Responding to another query, the ex-House official said that though former President Mahinda Rajapaksa, MP, and MP Namal Rajapaksa commented on the SC ruling, political parties were yet to disclose how they intended to deal with the situation.
“It wouldn’t be an easy task. I know how the powers that be during the Yahapalana administration reacted to investigations undertaken by the PRECIFAC. I was sacked as its Secretary. On a directive given by the then President Maithripala Sirisena, Presidential Secretary P.B. Abeykoon informed me, in writing, of my removal. They didn’t at least give a reason,” de Silva said. “This happened in late Feb or early March 2016,” de Silva said, urging the Parliament to take up the challenge.
The SC ruling meant that the Gotabaya Rajapaksas’ government caused the unprecedented economic crisis, de Silva said, pointing out that the court was told of the need to refer the case to the Commission to Investigate Allegations of Bribery or Corruption (CIABOC).
The SC ruling quoted Upul Jayasuriya, PC, appearing for some petitioners that a proper investigation under the relevant laws relating to Bribery and Corruption would ensure due respect to accountability.
Lacille de Silva said that against the backdrop of the SC ruling the Parliament constitutionally responsible for ensuring financial discipline and enactment of laws should inquire into its failure on its part to identify the impending catastrophe. “Perhaps, statements made by Governor of the Central Bank Dr. Nandalal Weerasinghe before the Committee on Public Accounts (COPA) and Committee on Public Enterprises (COPE) on May 24 and 25, 2022, respectively, should be re-examined. Dr. Weerasinghe didn’t mince his words when he quite rightly and clearly placed the blame on those who were found guilty by the SC on Nov 14, 2023.” Dr. Weerasinghe explained how tax revision declared and implemented in Nov 2019 contarry to the advice of IMF triggered the crisis, de Silva said.

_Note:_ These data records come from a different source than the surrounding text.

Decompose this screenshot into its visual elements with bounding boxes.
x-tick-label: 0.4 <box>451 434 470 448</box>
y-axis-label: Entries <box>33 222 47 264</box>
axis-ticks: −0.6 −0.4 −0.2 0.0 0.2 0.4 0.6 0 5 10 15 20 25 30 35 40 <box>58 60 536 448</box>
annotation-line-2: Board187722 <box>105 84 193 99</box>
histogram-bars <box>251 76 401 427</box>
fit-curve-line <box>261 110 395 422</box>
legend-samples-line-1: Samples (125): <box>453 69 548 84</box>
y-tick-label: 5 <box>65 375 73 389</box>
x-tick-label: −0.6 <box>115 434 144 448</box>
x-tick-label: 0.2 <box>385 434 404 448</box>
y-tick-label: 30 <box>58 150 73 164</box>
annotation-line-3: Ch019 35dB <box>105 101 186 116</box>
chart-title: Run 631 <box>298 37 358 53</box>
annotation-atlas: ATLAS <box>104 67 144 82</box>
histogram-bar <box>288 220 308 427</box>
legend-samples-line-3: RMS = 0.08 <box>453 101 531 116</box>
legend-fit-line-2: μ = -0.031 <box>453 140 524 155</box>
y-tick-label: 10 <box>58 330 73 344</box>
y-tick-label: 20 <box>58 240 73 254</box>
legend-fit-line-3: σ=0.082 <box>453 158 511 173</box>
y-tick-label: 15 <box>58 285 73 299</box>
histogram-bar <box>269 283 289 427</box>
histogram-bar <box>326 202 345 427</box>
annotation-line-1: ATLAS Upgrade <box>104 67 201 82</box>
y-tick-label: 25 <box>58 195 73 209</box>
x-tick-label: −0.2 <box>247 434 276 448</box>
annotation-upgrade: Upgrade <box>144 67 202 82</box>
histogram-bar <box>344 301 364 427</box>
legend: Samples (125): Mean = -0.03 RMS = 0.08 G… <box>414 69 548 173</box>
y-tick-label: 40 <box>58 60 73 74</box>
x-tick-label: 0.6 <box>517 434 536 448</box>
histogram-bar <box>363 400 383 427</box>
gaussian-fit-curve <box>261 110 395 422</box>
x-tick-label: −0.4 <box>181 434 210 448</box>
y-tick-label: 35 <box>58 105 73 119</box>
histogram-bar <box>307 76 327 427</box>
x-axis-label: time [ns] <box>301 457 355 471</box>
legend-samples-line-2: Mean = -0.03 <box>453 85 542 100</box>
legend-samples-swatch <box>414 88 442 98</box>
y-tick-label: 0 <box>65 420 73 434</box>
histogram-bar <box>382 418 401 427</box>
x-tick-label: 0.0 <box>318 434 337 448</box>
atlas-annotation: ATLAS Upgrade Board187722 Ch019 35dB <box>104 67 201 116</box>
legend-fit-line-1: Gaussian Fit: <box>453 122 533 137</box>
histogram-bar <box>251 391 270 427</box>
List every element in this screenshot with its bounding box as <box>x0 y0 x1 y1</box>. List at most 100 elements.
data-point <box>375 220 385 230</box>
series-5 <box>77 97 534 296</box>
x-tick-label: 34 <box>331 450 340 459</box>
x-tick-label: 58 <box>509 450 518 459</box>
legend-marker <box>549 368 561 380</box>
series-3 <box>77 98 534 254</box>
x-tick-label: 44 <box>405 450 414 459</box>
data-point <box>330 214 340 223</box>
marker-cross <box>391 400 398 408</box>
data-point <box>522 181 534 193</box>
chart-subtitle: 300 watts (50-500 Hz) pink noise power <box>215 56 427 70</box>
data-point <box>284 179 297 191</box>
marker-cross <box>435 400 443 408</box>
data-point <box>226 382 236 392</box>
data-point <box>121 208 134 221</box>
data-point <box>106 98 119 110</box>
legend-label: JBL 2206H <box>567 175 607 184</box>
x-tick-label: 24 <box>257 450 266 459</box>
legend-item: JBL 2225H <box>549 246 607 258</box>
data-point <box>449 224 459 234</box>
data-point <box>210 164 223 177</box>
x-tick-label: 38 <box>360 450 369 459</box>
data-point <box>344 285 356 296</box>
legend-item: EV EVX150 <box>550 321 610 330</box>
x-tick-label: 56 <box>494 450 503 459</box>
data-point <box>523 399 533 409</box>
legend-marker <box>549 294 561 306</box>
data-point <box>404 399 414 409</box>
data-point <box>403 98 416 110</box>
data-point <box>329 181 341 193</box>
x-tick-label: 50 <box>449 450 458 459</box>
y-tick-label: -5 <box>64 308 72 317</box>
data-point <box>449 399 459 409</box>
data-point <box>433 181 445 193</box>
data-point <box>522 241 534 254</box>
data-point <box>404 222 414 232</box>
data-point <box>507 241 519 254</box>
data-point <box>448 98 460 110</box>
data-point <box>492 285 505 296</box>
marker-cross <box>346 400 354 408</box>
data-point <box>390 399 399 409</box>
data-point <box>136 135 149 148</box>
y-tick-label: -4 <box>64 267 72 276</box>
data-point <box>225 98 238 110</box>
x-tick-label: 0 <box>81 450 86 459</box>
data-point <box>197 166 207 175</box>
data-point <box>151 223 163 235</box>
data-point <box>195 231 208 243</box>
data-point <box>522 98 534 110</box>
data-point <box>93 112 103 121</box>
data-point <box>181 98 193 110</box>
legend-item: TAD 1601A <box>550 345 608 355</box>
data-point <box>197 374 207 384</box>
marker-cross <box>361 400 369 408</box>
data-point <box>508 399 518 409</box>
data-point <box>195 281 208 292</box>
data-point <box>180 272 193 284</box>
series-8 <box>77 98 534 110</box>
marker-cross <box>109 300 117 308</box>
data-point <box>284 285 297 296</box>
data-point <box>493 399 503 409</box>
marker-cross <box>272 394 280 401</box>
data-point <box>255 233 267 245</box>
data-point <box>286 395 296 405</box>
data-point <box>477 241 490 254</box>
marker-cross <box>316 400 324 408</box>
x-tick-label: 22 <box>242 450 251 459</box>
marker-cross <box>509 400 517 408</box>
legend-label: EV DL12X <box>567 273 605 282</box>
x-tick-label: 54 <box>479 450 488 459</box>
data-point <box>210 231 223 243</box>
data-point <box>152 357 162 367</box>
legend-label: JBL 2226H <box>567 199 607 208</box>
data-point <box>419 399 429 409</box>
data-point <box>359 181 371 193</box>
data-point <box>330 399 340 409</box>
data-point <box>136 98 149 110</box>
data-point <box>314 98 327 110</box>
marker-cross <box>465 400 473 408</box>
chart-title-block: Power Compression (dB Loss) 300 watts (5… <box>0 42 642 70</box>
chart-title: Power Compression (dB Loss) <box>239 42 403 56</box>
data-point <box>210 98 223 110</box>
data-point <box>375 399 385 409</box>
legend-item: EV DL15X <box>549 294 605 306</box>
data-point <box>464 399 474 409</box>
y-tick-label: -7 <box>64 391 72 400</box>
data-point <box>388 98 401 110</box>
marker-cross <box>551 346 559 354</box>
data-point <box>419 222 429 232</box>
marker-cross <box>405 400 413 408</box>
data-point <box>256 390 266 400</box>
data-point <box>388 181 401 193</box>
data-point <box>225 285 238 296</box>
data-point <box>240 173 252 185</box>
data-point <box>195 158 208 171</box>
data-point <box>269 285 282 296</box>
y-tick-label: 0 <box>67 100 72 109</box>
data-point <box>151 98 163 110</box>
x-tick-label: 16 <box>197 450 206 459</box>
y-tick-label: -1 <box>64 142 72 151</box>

The former House official emphasized that consequent to the SC ruling, Speaker Mahinda Yapa Abeywardena and leaders of political parties represented in Parliament would have to ascertain the requirement for the Parliamentary Select Committee (PSC) on the economic crisis. Noting that Prof. Charitha Herath, the former COPE Chairman, too, has been preparing a report on the continuing crisis, de Silva suggested the government and Opposition should reach consensus on a common action plan.
Referring to the judgment, de Silva said that the Supreme Court was told how the government ignored interventions made by the Central Bank in a bid to initiate a programme with the International Monetary Fund (IMF). The government’s irresponsible response led to the downfall of the economy, the SC was also told.
The IMF according to President’s Counsel Jayasuriya not only denied the last tranche of the IMF programme commenced in 2016 but also refused to grant a relief facility – Rapid Financing Instrument (RFI) – to overcome the ill-effects of the pandemic.